In the original state court suit (filed in Madison County, Ill., one of the official “Judicial Hellholes of the American Tort Reform Association) the plaintiffs complained that they were paying too much for their drugs because of their allegedly undisclosed health hazards. Pfizer removed under traditional diversity jurisdiction and under CAFA.  Judge Reagan rejected CAFA jurisdiction and ordered briefing on whether the case met the $75,000 traditional diversity amount-in-controversy requirement, finding ultimately that it did not.  Reagan remanded the case and declared Pfizer had to pay plaintiffs’ costs and actual expenses of removal under 28 U.S.C. § 1447(c).

Judge Posner of the Seventh Circuit U.S. Court of Appeals penned the opinion backing up Judge Reagan on the remand issue, noting that the defendants should expect last-minute filings like this case, which beat CAFA’s effective date by one day. (You can read all about it here:  See the CAFA Law Blog analysis of the appellate opinion in Pfizer v. Lott posted on September 20, 2005). 

Battle ensued in the Southern District of Illinois over plaintiffs’ tab.  Judge Reagan had ruled earlier that the federal Magistrate Judge would handle any disputes on that score.

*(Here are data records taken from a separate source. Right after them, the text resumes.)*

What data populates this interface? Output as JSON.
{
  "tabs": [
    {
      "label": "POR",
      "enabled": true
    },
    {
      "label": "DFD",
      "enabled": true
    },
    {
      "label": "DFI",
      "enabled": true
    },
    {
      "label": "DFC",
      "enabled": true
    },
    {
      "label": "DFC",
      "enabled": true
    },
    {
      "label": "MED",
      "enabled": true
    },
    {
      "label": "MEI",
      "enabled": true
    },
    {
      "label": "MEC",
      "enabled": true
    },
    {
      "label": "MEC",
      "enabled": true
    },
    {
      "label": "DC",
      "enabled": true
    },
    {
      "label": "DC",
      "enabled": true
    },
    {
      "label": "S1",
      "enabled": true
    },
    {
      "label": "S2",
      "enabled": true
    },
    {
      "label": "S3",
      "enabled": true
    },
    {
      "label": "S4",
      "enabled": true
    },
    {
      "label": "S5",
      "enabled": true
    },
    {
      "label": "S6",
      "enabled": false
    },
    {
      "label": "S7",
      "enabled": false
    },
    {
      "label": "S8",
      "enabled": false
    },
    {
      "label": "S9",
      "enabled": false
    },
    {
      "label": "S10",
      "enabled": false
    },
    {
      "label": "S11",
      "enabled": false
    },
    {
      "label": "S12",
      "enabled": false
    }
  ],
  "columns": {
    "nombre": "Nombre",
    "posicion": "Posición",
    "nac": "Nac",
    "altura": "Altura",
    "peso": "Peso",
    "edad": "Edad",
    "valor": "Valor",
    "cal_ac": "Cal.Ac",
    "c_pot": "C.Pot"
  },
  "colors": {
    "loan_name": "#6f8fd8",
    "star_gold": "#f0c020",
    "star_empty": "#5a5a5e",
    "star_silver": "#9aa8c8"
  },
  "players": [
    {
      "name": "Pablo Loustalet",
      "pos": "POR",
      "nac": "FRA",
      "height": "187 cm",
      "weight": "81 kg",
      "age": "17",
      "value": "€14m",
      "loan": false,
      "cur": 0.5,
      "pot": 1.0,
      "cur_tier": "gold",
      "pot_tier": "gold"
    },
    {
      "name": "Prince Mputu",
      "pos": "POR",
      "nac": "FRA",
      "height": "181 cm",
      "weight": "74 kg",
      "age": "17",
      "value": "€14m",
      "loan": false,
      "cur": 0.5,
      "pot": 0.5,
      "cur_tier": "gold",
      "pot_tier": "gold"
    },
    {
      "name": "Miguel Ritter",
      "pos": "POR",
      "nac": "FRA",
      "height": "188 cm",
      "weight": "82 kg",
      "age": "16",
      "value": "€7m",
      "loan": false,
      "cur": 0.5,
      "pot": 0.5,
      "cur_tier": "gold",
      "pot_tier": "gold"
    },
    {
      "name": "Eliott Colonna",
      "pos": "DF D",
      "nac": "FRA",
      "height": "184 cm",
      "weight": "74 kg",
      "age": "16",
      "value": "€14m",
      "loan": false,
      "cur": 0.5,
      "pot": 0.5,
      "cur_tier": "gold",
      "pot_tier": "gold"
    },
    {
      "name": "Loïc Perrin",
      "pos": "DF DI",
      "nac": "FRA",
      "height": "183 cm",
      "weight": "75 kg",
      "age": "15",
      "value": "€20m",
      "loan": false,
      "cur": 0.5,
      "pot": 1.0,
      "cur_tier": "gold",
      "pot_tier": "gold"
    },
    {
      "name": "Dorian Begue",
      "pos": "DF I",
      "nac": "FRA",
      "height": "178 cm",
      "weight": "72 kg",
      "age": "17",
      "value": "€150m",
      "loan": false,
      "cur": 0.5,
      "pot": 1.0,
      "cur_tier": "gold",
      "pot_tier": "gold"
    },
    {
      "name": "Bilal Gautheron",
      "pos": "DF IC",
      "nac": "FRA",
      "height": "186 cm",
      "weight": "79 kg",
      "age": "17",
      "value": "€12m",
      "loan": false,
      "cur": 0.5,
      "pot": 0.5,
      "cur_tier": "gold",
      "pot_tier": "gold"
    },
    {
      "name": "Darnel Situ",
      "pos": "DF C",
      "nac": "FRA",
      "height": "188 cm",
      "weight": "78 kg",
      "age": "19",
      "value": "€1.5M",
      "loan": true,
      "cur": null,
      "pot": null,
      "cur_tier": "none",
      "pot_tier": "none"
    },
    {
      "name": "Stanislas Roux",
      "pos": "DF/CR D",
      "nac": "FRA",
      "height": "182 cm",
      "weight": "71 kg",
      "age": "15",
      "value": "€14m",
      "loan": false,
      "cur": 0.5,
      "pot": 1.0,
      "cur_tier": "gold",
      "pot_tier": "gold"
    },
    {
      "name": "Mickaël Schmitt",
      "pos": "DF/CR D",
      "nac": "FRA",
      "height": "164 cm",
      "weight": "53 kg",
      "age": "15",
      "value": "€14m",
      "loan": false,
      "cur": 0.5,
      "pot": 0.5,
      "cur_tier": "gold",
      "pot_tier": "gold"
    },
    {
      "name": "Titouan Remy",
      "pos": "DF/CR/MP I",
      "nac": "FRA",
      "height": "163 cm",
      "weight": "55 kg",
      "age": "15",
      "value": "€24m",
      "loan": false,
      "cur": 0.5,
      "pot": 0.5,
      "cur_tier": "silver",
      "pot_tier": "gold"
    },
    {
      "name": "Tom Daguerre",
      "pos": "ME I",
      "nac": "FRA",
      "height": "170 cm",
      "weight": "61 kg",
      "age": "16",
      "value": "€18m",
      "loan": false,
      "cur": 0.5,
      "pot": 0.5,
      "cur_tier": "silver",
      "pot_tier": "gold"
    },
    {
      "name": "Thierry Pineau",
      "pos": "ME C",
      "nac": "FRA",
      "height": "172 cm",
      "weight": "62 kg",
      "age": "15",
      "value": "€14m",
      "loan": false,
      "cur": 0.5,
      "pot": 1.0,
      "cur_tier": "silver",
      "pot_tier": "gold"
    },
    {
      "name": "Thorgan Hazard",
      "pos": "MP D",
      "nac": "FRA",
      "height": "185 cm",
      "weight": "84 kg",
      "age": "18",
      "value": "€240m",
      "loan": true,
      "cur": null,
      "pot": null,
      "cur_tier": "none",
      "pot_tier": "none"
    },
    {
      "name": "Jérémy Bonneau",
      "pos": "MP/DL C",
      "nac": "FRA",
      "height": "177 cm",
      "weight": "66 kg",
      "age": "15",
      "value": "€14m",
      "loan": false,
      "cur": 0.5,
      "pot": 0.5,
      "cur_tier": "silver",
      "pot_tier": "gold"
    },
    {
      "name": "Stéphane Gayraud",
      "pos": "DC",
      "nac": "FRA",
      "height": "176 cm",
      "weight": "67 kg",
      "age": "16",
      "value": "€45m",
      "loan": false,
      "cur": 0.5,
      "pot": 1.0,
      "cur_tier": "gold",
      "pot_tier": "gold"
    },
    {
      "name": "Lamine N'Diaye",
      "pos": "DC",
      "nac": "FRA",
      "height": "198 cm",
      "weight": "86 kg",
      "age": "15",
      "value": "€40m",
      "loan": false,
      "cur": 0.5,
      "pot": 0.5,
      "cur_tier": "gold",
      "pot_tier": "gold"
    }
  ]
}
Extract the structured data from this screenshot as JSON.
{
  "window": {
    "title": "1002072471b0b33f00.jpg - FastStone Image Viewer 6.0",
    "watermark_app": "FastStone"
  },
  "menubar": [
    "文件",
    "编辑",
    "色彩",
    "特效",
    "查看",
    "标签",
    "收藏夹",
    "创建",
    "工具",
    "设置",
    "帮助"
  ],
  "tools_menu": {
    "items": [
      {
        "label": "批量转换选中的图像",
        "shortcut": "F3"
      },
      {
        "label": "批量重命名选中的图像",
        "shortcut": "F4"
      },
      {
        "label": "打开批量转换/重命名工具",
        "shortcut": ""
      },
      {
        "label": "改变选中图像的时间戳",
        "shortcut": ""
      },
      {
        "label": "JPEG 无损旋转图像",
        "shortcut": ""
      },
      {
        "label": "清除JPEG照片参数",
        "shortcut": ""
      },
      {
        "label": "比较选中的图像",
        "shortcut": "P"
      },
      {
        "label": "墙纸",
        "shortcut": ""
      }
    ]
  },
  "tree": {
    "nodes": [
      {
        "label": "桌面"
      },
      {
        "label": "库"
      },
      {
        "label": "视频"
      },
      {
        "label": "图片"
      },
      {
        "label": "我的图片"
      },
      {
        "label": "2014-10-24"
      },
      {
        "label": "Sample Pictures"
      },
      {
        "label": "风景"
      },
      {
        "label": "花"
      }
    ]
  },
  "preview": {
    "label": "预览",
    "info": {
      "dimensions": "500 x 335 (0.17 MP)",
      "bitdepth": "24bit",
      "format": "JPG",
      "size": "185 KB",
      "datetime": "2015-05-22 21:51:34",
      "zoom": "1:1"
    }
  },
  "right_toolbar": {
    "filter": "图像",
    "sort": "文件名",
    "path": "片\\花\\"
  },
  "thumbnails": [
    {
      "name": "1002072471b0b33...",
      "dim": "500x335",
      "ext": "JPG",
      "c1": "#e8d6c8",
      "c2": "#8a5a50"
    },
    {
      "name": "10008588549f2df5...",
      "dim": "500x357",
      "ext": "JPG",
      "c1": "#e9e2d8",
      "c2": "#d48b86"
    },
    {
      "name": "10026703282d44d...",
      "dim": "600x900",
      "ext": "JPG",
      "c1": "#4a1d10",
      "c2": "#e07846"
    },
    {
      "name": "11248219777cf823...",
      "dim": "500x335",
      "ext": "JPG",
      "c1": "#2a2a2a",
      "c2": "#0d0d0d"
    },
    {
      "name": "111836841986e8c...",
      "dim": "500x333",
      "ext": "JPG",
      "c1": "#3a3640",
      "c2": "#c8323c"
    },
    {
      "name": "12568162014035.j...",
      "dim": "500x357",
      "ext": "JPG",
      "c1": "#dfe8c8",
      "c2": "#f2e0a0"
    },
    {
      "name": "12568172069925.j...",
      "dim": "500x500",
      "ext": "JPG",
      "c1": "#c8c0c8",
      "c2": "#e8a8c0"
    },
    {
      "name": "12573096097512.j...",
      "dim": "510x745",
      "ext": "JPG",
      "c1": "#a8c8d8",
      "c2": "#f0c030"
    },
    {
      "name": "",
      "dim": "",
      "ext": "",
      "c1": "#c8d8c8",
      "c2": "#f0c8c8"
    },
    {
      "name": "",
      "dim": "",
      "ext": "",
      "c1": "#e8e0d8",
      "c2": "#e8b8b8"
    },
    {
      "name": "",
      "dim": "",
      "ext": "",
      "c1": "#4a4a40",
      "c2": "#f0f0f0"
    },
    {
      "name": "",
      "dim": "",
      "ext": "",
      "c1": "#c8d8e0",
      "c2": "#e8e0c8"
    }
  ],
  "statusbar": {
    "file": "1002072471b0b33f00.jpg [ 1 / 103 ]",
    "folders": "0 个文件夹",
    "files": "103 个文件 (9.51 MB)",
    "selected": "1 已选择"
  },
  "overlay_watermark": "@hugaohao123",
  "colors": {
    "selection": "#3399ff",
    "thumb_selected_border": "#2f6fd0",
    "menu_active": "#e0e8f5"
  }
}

The parties wrangled over the bill, with Pfizer pursuing separate motions to vacate and to reduce the award.  Pfizer took a second trip to the Seventh Circuit, which rejected the appeal regarding the removal costs as premature because the Magistrate below had not ruled on Pfizer’s motion to reduce the award. The magistrate knocked $2,000 off the award, and ordered Pfizer to pay $23,664.83.

Pfizer objected to the magistrate judge’s ruling, and on August 2, 2006, Judge Reagan ultimately found that the reduced award was appropriate.  Judge Reagan found that Pfizer had no objectively reasonable basis for removal.  Along the way, Judge Reagan rebuffed Pfizer’s reliance on the U.S. Supreme Court’s recent ruling in Martin v. Franklin Capital Corp., 125 S.Ct. 1941 (2005), which provides that attorney’s fees may be awarded generally only where the party pursuing removal had no objectively reasonable basis for doing so.